Dans ces conditions, ce sera donc l’ensemble des structures de santé qui seront affectées par la perte de ressources importantes si, toutefois, le Fonds Mondial décidait d’arrêter son financement à notre pays. Comme ce fut le cas ailleurs dans le monde. Dans ces conditions, quel sera le sort des malades de Sida, de tuberculose et de paludisme ? En attendant le rapport définitif que le Fonds Mondial sera obligé de diffuser – transparence oblige -, il serait souhaitable que le département de la santé sorte de son mutisme et informe amplement l’opinion publique et les partenaires.
Vivement donc une conférence de presse pour éclairer l’opinion sur une affaire qui ressemble fort à une escroquerie du siècle. Rien ne sert de s’apitoyer sur le sort des fossoyeurs des deniers publics. Sauf en cas de forte complicité. Ce que le rapport du Fonds Mondial dira bientôt. En tout cas, il urge que les personnes nommées par décret présidentiel se montrent à hauteur de mission. C’est ça que le président ATT avait rappelé lors de sa rencontre avec les journalistes le 8 juin 2010, à Koulouba.
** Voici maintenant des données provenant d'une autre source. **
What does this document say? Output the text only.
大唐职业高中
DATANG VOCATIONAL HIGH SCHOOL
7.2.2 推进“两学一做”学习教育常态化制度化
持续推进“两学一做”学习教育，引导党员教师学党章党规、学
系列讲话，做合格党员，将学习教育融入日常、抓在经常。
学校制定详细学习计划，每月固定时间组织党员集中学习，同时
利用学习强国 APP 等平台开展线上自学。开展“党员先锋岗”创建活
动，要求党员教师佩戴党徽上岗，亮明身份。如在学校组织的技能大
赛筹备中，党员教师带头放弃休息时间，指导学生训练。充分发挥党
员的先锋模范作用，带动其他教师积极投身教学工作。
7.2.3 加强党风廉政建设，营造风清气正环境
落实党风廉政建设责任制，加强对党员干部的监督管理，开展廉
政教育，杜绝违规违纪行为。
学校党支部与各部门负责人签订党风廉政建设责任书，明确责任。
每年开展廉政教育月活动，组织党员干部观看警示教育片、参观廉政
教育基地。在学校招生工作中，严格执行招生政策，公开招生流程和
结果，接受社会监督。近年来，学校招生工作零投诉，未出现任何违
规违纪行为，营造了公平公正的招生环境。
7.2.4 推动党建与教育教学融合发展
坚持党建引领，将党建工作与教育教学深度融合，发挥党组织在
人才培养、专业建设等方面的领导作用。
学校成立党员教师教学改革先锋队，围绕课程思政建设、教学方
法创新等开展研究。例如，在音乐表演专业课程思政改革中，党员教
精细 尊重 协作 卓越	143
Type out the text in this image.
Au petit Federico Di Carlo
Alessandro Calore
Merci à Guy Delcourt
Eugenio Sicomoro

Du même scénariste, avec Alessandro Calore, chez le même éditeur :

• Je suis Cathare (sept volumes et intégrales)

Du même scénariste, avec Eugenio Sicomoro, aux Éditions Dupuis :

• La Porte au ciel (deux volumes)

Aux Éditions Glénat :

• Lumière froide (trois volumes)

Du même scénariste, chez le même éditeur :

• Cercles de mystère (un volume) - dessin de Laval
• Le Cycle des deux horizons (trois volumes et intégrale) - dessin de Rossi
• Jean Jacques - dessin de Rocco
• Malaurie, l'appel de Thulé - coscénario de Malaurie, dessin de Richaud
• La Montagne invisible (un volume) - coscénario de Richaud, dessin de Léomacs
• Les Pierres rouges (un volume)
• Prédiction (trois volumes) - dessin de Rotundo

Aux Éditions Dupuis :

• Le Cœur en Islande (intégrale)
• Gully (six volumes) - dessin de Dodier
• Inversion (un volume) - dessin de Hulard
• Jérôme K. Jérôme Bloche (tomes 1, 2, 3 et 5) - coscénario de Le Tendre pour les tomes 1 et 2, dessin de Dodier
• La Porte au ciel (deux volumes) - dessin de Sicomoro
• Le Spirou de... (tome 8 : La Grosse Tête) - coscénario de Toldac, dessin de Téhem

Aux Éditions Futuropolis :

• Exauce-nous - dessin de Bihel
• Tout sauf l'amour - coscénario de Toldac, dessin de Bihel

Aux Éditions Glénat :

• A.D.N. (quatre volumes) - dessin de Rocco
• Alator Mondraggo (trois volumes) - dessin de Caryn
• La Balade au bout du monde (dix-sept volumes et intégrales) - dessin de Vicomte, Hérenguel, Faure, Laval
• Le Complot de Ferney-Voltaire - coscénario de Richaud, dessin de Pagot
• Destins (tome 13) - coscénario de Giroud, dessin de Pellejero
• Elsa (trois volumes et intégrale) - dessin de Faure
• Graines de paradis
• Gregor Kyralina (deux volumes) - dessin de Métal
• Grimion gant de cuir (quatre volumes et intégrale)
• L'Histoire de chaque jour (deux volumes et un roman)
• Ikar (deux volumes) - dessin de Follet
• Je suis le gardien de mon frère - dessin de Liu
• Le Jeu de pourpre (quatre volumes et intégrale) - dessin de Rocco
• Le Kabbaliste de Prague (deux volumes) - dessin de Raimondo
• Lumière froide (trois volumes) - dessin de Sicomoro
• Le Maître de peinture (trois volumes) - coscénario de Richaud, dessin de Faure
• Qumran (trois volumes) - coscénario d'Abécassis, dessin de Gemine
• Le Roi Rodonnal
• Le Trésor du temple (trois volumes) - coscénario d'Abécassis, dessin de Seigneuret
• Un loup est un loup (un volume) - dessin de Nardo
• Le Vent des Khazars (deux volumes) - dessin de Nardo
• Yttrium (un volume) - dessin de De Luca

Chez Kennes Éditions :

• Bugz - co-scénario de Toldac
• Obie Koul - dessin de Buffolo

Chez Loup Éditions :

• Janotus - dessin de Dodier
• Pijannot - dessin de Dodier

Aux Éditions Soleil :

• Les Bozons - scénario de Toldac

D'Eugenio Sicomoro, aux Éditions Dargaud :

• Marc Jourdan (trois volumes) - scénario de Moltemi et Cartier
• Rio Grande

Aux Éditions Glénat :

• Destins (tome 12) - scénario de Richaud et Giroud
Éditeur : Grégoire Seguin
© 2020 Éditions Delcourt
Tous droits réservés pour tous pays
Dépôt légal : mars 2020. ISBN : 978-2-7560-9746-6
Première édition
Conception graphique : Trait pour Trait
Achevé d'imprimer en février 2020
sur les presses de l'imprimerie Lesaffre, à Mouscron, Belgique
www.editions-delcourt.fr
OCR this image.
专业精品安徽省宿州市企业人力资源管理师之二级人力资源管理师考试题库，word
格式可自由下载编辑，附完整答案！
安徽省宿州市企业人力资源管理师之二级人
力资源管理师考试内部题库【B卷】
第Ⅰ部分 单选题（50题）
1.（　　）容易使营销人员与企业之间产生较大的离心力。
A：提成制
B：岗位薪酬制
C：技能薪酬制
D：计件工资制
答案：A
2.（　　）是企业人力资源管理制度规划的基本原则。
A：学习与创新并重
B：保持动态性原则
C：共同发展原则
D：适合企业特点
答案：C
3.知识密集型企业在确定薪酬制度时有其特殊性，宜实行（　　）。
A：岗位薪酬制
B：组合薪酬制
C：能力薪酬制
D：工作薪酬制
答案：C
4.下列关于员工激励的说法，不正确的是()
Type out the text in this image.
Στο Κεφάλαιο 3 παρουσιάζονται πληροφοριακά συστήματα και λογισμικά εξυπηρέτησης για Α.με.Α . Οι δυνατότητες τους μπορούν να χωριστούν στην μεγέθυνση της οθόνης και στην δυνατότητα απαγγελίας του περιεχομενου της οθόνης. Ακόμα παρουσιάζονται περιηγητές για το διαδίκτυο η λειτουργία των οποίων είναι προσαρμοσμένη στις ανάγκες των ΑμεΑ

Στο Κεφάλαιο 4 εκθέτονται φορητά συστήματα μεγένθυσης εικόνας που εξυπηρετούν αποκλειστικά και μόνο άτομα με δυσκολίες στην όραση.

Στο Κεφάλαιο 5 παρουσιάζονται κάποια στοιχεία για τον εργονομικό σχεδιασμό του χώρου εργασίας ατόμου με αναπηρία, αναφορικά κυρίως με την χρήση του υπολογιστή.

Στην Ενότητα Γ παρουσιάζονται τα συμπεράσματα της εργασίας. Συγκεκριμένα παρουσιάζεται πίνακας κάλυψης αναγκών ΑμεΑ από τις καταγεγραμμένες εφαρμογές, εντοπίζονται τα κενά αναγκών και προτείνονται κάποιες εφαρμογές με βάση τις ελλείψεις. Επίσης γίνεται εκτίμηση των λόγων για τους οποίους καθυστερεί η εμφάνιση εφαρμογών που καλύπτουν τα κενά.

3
Dans cette logique, le décret de nomination des cadres qui sont en prison doit être aussitôt annulé, quitte à ce qu’il soit rétabli après leur innocence déclarée. Il doit en être ainsi dans un Etat qui se respecte et qui respecte ces citoyens.
Dans ce Mali démocratique, on a assez parlé et assez volé le peuple. Il est temps que les plus hautes autorités tapent du poing sur la table. Et dire que ça suffit maintenant ! En tout cas, c’est ce que les citoyens attendent le plus de leurs dirigeants. Pour son honneur, le ministre de la santé, Oumar Touré, doit rendre le tablier. A défaut de le faire, lui-même, le Premier ministre, Modibo Sidibé, doit prendre ses responsabilités.